The pact will help maintain competition among DIA’s air carriers, which will help to hold down prices, give customers more choices, allow the air carriers to implement their growth strategies and expand the destinations that can be reached nonstop from from Denver.

Denver learned the hard way the importance of having more than one hub airline. In the 1980s, consumers benefited from a dogfight at the old Stapleton airport among United, Continental, People Express and the original Frontier (no relation to the current airline.) But by the time DIA opened in 1995, industry-wide woes had left United as the city’s only major airline. Ticket prices reflected the near-monopoly. So Denver flyers cheered the 1994 birth of the new Frontier and this year’s arrival of Southwest Airlines.

Logically, the city’s strategy today is to keep all the carriers happy at DIA, and the airport has obligingly managed to lower its costs.

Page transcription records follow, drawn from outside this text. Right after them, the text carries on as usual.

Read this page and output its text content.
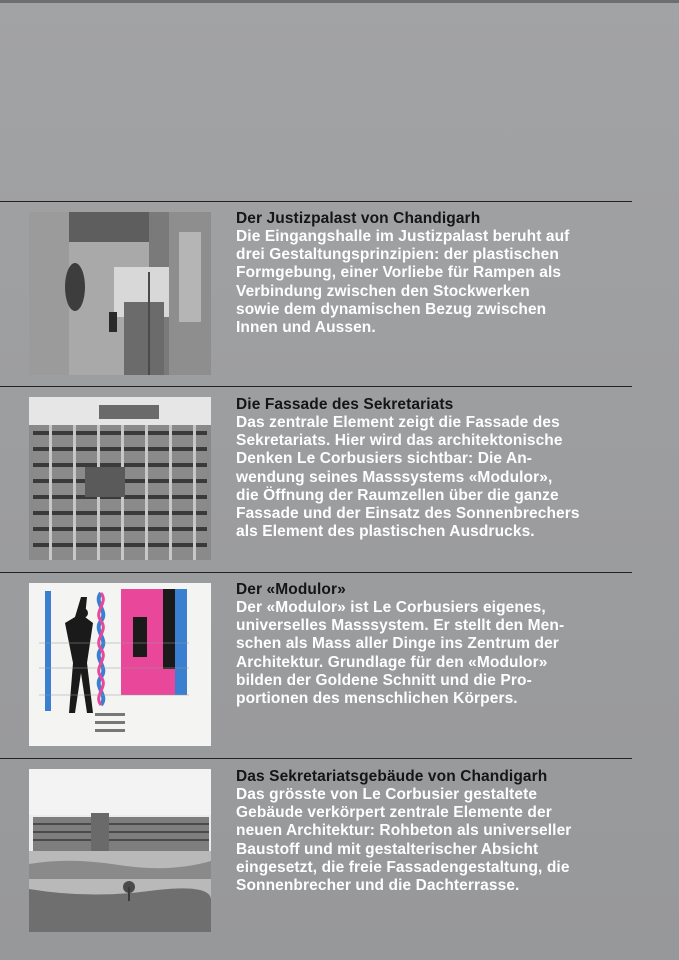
Der Justizpalast von Chandigarh

Die Eingangshalle im Justizpalast beruht auf
drei Gestaltungsprinzipien: der plastischen
Formgebung, einer Vorliebe für Rampen als
Verbindung zwischen den Stockwerken
sowie dem dynamischen Bezug zwischen
Innen und Aussen.

Die Fassade des Sekretariats

Das zentrale Element zeigt die Fassade des
Sekretariats. Hier wird das architektonische
Denken Le Corbusiers sichtbar: Die An-
wendung seines Masssystems «Modulor»,
die Öffnung der Raumzellen über die ganze
Fassade und der Einsatz des Sonnenbrechers
als Element des plastischen Ausdrucks.

Der «Modulor»

Der «Modulor» ist Le Corbusiers eigenes,
universelles Masssystem. Er stellt den Men-
schen als Mass aller Dinge ins Zentrum der
Architektur. Grundlage für den «Modulor»
bilden der Goldene Schnitt und die Pro-
portionen des menschlichen Körpers.

Das Sekretariatsgebäude von Chandigarh

Das grösste von Le Corbusier gestaltete
Gebäude verkörpert zentrale Elemente der
neuen Architektur: Rohbeton als universeller
Baustoff und mit gestalterischer Absicht
eingesetzt, die freie Fassadengestaltung, die
Sonnenbrecher und die Dachterrasse.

The pact the city announced this week will give both United and Frontier room to grow at DIA in the very market segments they crave. By the end of next year, DIA will build United a long-delayed, $41.5 million regional jet facility at the east end of Concourse B, opening the door for United to put more passengers on efficient regional jets rather than larger airliners. United also will move its discount carrier Ted from its gates on Concourse A to Concourse B, making it easier for passengers to reach connecting flights.

Frontier will take over United’s former A gates, growing from 16 to 22 gates on Concourse A. The pact means DIA will benefit from Frontier’s growth, allowing the carrier to realize economies of scale.

Denver is engaged in a complicated juggling act to benefit these airlines’ hubs while also satisfying the ambitions of Southwest and other airlines. It’s possible that DIA will negotiate other deals to maintain a competitive balance.

That goal is key to the overall community: DIA generates millions of dollars in revenues for the city and in property taxes for Denver Public Schools.

DIA, says the Denver Metro Chamber of Commerce, “is Colorado’s No. 1 economic driver.” Overall, the Metro Denver Economic Development Corp. says DIA’s annual economic impact for the state is $17 billion. The airport will prosper most, though, if it can provide carriers the growth and flexibility to also thrive.